The problem isn’t that we live in a post-truth world. The problem is that we don’t. Yes, we’ve built a politics and an economy which actively reward those who deny the existence of objective reality. But objective reality doesn’t give two shits whether or not we acknowledge its existence. It simply exists, regardless. It builds up in the background, like radiation. Some of us have our Geiger counters turned on, and are terrified by the clicking. Some of us hear it, but pretend – or imagine – that we don’t, or that the clicking isn’t fast enough to worry about yet, or that the clicking is a good sound, actually.

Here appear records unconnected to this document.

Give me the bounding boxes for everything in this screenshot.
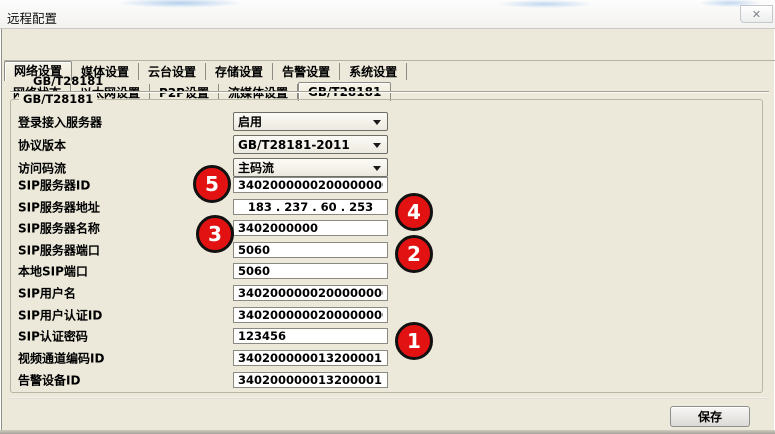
field-label: SIP用户名 [18, 285, 76, 302]
annotation-badge-2: 2 [395, 235, 433, 273]
login-server-dropdown[interactable]: 启用 [233, 112, 388, 131]
title-bar: 远程配置 ✕ [0, 0, 775, 29]
annotation-badge-5: 5 [193, 165, 231, 203]
field-label: SIP服务器端口 [18, 242, 100, 259]
form-row-sip-server-port: SIP服务器端口 [0, 242, 760, 258]
chevron-down-icon [373, 166, 381, 171]
annotation-badge-3: 3 [196, 215, 234, 253]
tab-storage-settings[interactable]: 存储设置 [206, 63, 273, 80]
save-button[interactable]: 保存 [670, 406, 750, 427]
protocol-version-dropdown[interactable]: GB/T28181-2011 [233, 135, 388, 154]
form-row-access-stream: 访问码流 主码流 [0, 158, 760, 177]
form-row-sip-auth-password: SIP认证密码 [0, 328, 760, 344]
form-row-sip-server-id: SIP服务器ID [0, 177, 760, 193]
field-label: 告警设备ID [18, 372, 80, 389]
field-label: SIP用户认证ID [18, 307, 102, 324]
field-label: SIP服务器名称 [18, 220, 100, 237]
form-row-local-sip-port: 本地SIP端口 [0, 263, 760, 279]
dropdown-value: 启用 [238, 113, 262, 130]
field-label: SIP服务器地址 [18, 199, 100, 216]
form-row-sip-server-address: SIP服务器地址 [0, 199, 760, 215]
field-label: 登录接入服务器 [18, 113, 102, 130]
page-separator [10, 91, 769, 93]
form-row-protocol-version: 协议版本 GB/T28181-2011 [0, 135, 760, 154]
annotation-badge-4: 4 [395, 193, 433, 231]
sip-auth-password-input[interactable] [233, 328, 388, 344]
tab-page-bottom-edge [8, 397, 770, 399]
form-row-alarm-device-id: 告警设备ID [0, 372, 760, 388]
form-row-video-channel-id: 视频通道编码ID [0, 350, 760, 366]
tab-alarm-settings[interactable]: 告警设置 [273, 63, 340, 80]
dropdown-value: GB/T28181-2011 [238, 138, 350, 152]
form-row-sip-auth-id: SIP用户认证ID [0, 307, 760, 323]
alarm-device-id-input[interactable] [233, 372, 388, 388]
access-stream-dropdown[interactable]: 主码流 [233, 158, 388, 177]
window-title: 远程配置 [7, 8, 57, 27]
annotation-badge-1: 1 [395, 322, 433, 360]
sip-server-name-input[interactable] [233, 220, 388, 236]
field-label: 访问码流 [18, 159, 66, 176]
sip-server-id-input[interactable] [233, 177, 388, 193]
video-channel-id-input[interactable] [233, 350, 388, 366]
form-row-sip-username: SIP用户名 [0, 285, 760, 301]
field-label: SIP认证密码 [18, 328, 88, 345]
field-label: 协议版本 [18, 136, 66, 153]
tab-ptz-settings[interactable]: 云台设置 [139, 63, 206, 80]
sip-auth-id-input[interactable] [233, 307, 388, 323]
remote-config-dialog: 远程配置 ✕ 网络设置 媒体设置 云台设置 存储设置 告警设置 系统设置 网络状… [0, 0, 775, 434]
close-icon: ✕ [752, 9, 761, 20]
field-label: 本地SIP端口 [18, 263, 88, 280]
window-bottom-edge [0, 430, 775, 434]
sip-server-address-input[interactable] [233, 199, 388, 215]
chevron-down-icon [373, 120, 381, 125]
local-sip-port-input[interactable] [233, 263, 388, 279]
field-label: SIP服务器ID [18, 177, 90, 194]
chevron-down-icon [373, 143, 381, 148]
primary-tab-strip: 网络设置 媒体设置 云台设置 存储设置 告警设置 系统设置 [4, 60, 775, 81]
tab-system-settings[interactable]: 系统设置 [340, 63, 407, 80]
form-row-sip-server-name: SIP服务器名称 [0, 220, 760, 236]
sip-username-input[interactable] [233, 285, 388, 301]
sip-server-port-input[interactable] [233, 242, 388, 258]
dropdown-value: 主码流 [238, 159, 274, 176]
field-label: 视频通道编码ID [18, 350, 104, 367]
groupbox-title: GB/T28181 [19, 93, 97, 106]
page-title: GB/T28181 [33, 74, 103, 88]
close-button[interactable]: ✕ [740, 5, 773, 23]
form-row-login-server: 登录接入服务器 启用 [0, 112, 760, 131]
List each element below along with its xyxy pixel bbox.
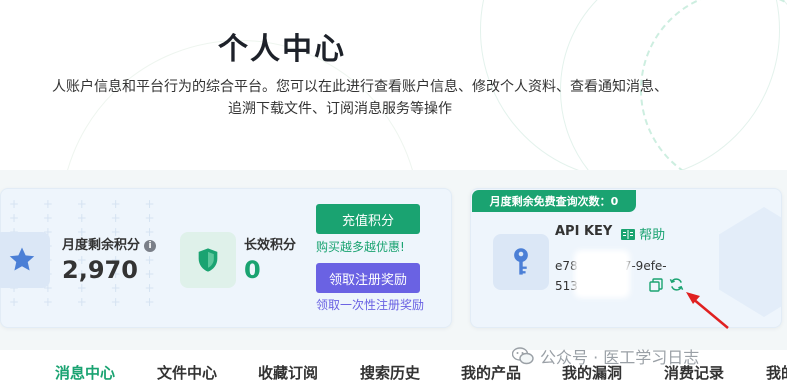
tab-files[interactable]: 文件中心 [157,362,217,383]
api-key-title: API KEY [555,224,613,239]
help-link[interactable]: 帮助 [621,224,665,243]
watermark: 公众号 · 医工学习日志 [512,342,772,370]
monthly-points-label-text: 月度剩余积分 [62,238,141,253]
page-description: 人账户信息和平台行为的综合平台。您可以在此进行查看账户信息、修改个人资料、查看通… [0,76,720,120]
page-description-line: 追溯下载文件、订阅消息服务等操作 [228,101,452,117]
tab-messages[interactable]: 消息中心 [55,362,115,383]
long-points-label: 长效积分 [244,238,297,253]
wechat-icon [512,347,534,365]
redaction-blur [578,254,626,294]
hero-banner: 个人中心 人账户信息和平台行为的综合平台。您可以在此进行查看账户信息、修改个人资… [0,0,787,170]
monthly-points-value: 2,970 [62,256,138,284]
page-title: 个人中心 [218,32,346,67]
tab-search-history[interactable]: 搜索历史 [360,362,420,383]
claim-reward-button[interactable]: 领取注册奖励 [316,263,420,293]
page-description-line: 人账户信息和平台行为的综合平台。您可以在此进行查看账户信息、修改个人资料、查看通… [52,79,668,95]
recharge-note[interactable]: 购买越多越优惠! [316,238,405,255]
star-icon [0,232,50,288]
copy-icon[interactable] [649,277,663,296]
recharge-button[interactable]: 充值积分 [316,204,420,234]
long-points-value: 0 [244,256,261,284]
help-label: 帮助 [639,228,666,243]
monthly-points-label: 月度剩余积分 i [62,234,157,253]
book-icon [621,229,635,240]
shield-icon [180,232,236,288]
key-icon [493,234,549,290]
watermark-text: 公众号 · 医工学习日志 [540,348,700,367]
refresh-icon[interactable] [669,277,684,296]
claim-reward-note[interactable]: 领取一次性注册奖励 [316,296,424,313]
info-icon[interactable]: i [144,239,157,252]
tab-favorites[interactable]: 收藏订阅 [258,362,318,383]
quota-badge: 月度剩余免费查询次数：0 [472,190,636,212]
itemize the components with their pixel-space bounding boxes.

Some of us can’t hear the clicking, over the raucous applause for our TED Talks. It doesn’t matter. At the end of Chernobyl’s final episode, we’re told that the crowd who gathered on a bridge to see what was happening at the power plant – a crowd who had no idea of the radiation pouring out of that plant – likely all died from their exposure to it, one way or another. The radiation didn’t care that those unfortunate people had no Geiger counters, that they couldn’t hear any clicking. Any number of Soviet officials insist, throughout the mini-series (as they presumably did throughout the real disaster that inspired it), that the danger is non-existent, or greatly exaggerated, or real but contained. But those officials didn’t live in a post-truth world, any more than we do now. They were – as we might be – simply post-equipped-to-deal-with-the-truth.